What really surprises me was that Wikileaks is supposed to dump a ton of Bank of America files on the web and the opposition negotiators didn’t wait for it. I would have thought that the release of the documents would have put Bank of America in a poorer negotiating position while quite possibly providing new insights into the loans themselves.
I hate it when public financial events don’t make any sense. I hate it because it doesn’t make sense only because I don’t know some of the players or the deals.
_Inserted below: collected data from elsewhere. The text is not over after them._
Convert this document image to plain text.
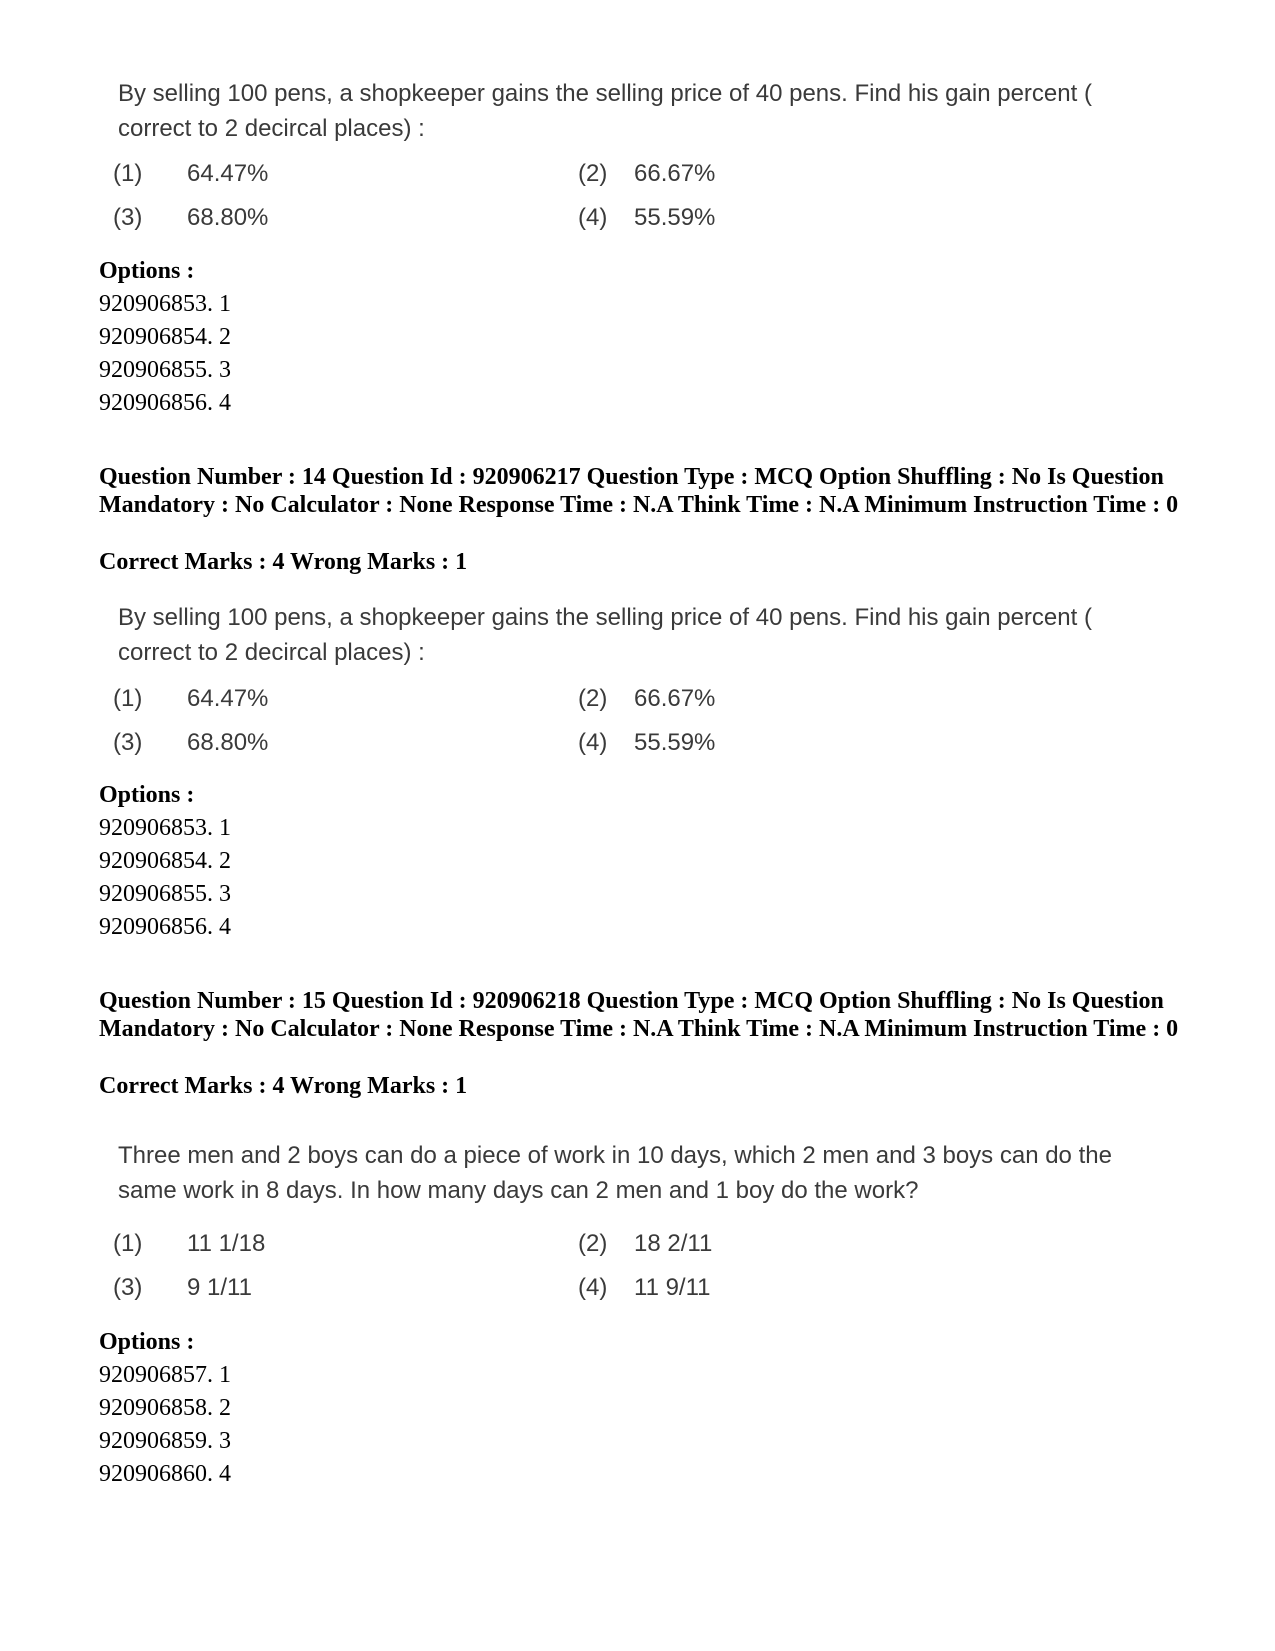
By selling 100 pens, a shopkeeper gains the selling price of 40 pens. Find his gain percent ( correct to 2 decircal places) :

(1) 64.47%	(2) 66.67%
(3) 68.80%	(4) 55.59%
Options :
920906853. 1
920906854. 2
920906855. 3
920906856. 4
Question Number : 14 Question Id : 920906217 Question Type : MCQ Option Shuffling : No Is Question Mandatory : No Calculator : None Response Time : N.A Think Time : N.A Minimum Instruction Time : 0
Correct Marks : 4 Wrong Marks : 1

By selling 100 pens, a shopkeeper gains the selling price of 40 pens. Find his gain percent ( correct to 2 decircal places) :

(1) 64.47%	(2) 66.67%
(3) 68.80%	(4) 55.59%
Options :
920906853. 1
920906854. 2
920906855. 3
920906856. 4
Question Number : 15 Question Id : 920906218 Question Type : MCQ Option Shuffling : No Is Question Mandatory : No Calculator : None Response Time : N.A Think Time : N.A Minimum Instruction Time : 0
Correct Marks : 4 Wrong Marks : 1

Three men and 2 boys can do a piece of work in 10 days, which 2 men and 3 boys can do the same work in 8 days. In how many days can 2 men and 1 boy do the work?

(1) 11 1/18	(2) 18 2/11
(3) 9 1/11	(4) 11 9/11
Options :
920906857. 1
920906858. 2
920906859. 3
920906860. 4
In a year or two, I’ll probably have some insight into what happened but by then it will make no difference in what has become “ancient” history.
James Pilant
From CBS Money Watch –
Bank of America Corp. will take an approximately $2 billion charge in its fourth quarter as it settles buyback claims on home loans sold to Fannie Mae and Freddie Mac.
The bank said Monday that it also expects to take a provision of about $3 billion in the quarter related to repurchase obligations on the home loans.
Bank of America shares jumped 4.4 percent in premarket trading on the news.
On Friday Bank of America, which is based in Charlotte, N.C., paid Fannie Mae $1.34 billion and Freddie Mac $1.28 billion as part of the settlements.
The deals with Fannie Mae and Freddie Mac are tied to Countrywide Financial Corp. residential mortgage loans. Bank of America bought Countrywide in July 2008.